An attractive and terrifically informative map of this important town on the Kennebec, famous for producing more than 5000 wooden ships since the 18th century. The map is very rare, and we have located but two examples held by American institutions, with none in Maine.
Walling’s map depicts the center of Bath at a terrific level of detail for the time. The very large scale of 330 feet to the inch, much larger than on most Walling town maps, permits him to show not only the street plan, public buildings and businesses, but also private landowners and even individual buildings in plan view. Of particular interest are the ferry across the Kennebec to Woolwich, the line of the Kennebec and Portland Railroad, and dozens of wharves, shipyards, and affiliated businesses lining the river bank.
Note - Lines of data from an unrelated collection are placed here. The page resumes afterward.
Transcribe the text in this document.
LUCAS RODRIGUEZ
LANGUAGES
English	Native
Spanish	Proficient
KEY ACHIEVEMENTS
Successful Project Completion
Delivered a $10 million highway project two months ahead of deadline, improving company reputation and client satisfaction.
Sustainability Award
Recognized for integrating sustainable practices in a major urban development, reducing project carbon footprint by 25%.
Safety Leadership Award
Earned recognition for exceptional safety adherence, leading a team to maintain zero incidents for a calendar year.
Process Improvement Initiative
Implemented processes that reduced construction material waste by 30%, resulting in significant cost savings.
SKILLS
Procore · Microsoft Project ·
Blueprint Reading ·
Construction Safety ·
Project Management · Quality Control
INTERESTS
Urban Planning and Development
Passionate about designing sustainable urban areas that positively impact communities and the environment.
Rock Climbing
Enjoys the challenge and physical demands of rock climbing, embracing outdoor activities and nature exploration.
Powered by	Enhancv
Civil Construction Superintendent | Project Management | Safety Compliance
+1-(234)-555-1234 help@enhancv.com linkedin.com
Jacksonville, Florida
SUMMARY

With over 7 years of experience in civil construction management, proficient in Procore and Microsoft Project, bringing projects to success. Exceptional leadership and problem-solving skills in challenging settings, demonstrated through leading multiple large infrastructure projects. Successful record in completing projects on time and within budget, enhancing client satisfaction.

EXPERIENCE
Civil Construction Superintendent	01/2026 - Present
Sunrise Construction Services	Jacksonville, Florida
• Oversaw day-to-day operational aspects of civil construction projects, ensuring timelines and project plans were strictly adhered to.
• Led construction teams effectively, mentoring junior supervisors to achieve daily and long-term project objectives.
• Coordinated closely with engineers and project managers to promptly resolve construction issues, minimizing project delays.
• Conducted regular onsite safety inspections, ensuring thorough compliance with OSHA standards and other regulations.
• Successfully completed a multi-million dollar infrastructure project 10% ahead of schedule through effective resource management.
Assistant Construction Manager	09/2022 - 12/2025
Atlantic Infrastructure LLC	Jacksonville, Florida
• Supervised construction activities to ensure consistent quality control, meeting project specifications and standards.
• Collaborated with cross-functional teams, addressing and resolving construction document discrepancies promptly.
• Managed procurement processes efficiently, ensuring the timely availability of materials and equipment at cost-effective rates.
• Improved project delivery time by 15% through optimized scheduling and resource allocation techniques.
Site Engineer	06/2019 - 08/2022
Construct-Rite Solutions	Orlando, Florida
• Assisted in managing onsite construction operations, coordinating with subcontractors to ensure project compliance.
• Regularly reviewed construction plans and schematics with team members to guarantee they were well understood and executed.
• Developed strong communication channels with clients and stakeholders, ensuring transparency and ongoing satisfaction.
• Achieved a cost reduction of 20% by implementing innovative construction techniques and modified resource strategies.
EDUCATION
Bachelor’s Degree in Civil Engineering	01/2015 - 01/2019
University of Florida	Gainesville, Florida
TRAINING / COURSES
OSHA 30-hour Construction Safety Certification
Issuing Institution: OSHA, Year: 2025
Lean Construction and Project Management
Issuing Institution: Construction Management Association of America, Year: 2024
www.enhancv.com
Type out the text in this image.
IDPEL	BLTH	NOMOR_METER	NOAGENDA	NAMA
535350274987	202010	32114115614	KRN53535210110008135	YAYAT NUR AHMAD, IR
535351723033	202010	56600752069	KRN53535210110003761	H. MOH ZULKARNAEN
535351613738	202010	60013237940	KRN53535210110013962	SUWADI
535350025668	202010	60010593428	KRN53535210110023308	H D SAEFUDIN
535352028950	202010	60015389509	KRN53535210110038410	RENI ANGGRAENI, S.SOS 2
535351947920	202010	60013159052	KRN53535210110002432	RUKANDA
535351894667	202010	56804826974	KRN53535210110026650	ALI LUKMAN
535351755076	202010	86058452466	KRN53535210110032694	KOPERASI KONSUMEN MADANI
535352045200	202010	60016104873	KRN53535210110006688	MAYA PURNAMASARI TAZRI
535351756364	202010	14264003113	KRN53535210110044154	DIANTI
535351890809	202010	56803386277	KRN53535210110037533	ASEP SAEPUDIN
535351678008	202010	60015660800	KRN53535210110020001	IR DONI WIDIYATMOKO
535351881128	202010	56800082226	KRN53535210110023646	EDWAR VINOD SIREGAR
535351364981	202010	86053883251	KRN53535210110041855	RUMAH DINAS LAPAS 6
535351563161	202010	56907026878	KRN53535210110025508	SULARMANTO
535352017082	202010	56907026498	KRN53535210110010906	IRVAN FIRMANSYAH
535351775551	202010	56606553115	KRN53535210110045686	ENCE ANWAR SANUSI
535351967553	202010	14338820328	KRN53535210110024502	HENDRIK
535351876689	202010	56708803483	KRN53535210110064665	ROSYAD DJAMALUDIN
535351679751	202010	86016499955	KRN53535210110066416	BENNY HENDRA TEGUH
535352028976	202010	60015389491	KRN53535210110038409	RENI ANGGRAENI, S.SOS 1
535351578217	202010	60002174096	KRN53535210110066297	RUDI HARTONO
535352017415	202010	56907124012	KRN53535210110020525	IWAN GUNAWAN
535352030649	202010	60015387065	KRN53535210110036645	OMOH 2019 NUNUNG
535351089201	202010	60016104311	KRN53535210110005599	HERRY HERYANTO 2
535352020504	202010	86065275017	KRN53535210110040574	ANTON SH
The wash color by ward and the seven pictorial vignettes of private residences, the Congregational Church and the Sagadahock House hotel add both visual appeal and documentary value.
This map is just one of several dozen large-scale maps of New England towns issued by Henry Frances Walling in the first half of the 1850s, including at least 15 in 1851 alone. Walling was arguably the most accomplished and interesting American mapmaker of the mid-late 19th century, in no small part because of his prolific output: Between 1848 and 1888 he produced perhaps 150 large-scale, separately-issued maps of American towns and counties; several seminal state maps; numerous state and county atlases; and many maps for the U.S. Geological Survey. But arguably his greatest impact was as a serial innovator. He helped pioneer new models of partnership between commercial, local, state and Federal mapping enterprises; demonstrated that commercial mapmakers could produce high-quality, low-cost maps by drawing on the work of government scientific agencies; was a leading advocate of applying geodetic survey methods and tools to local and regional surveys; and catalyzed the first topographical (i.e., three dimensional) survey of an American state.
This writer has found no biographical information on A.G. Gillet, who also collaborated with Walling on maps of Augusta, Maine and Fitchburg and Fall River, Massachusetts.
Catalogue of the American Books in the Library of the British Museum, p. 4. Antique Map Price Record lists one example on the market in the past 30 years, offered by High Ridge Books in 2006. Examples are also held by the American Antiquarian Society and Library of Congress (The LC example is not listed in Phillips, List of Maps of America), and may have been obtained from High Ridge Books in or around 2006. OCLC lists a single copy of the map, but the size suggests it is a reproduction. Not in Rumsey; or Thompson, Important Maine Maps, Books, Prints and Ephemera.
Background on Walling’s city plans may be found in Michael Buehler’s “Henry F. Walling and the Mapping of New England`s Towns, 1849-1857,” in The Portolan, no. 71 ?(Spring 2008), pp. 22-33 (Buehler mentions this plan of Bath on p. 25.) Chapter 20 of Walter Ristow’s, American Maps and Mapmakers provides a more general discussion of Walling’s career.
Usual cracking and scuffing, some minor staining, small losses reinstated with very minor image loss.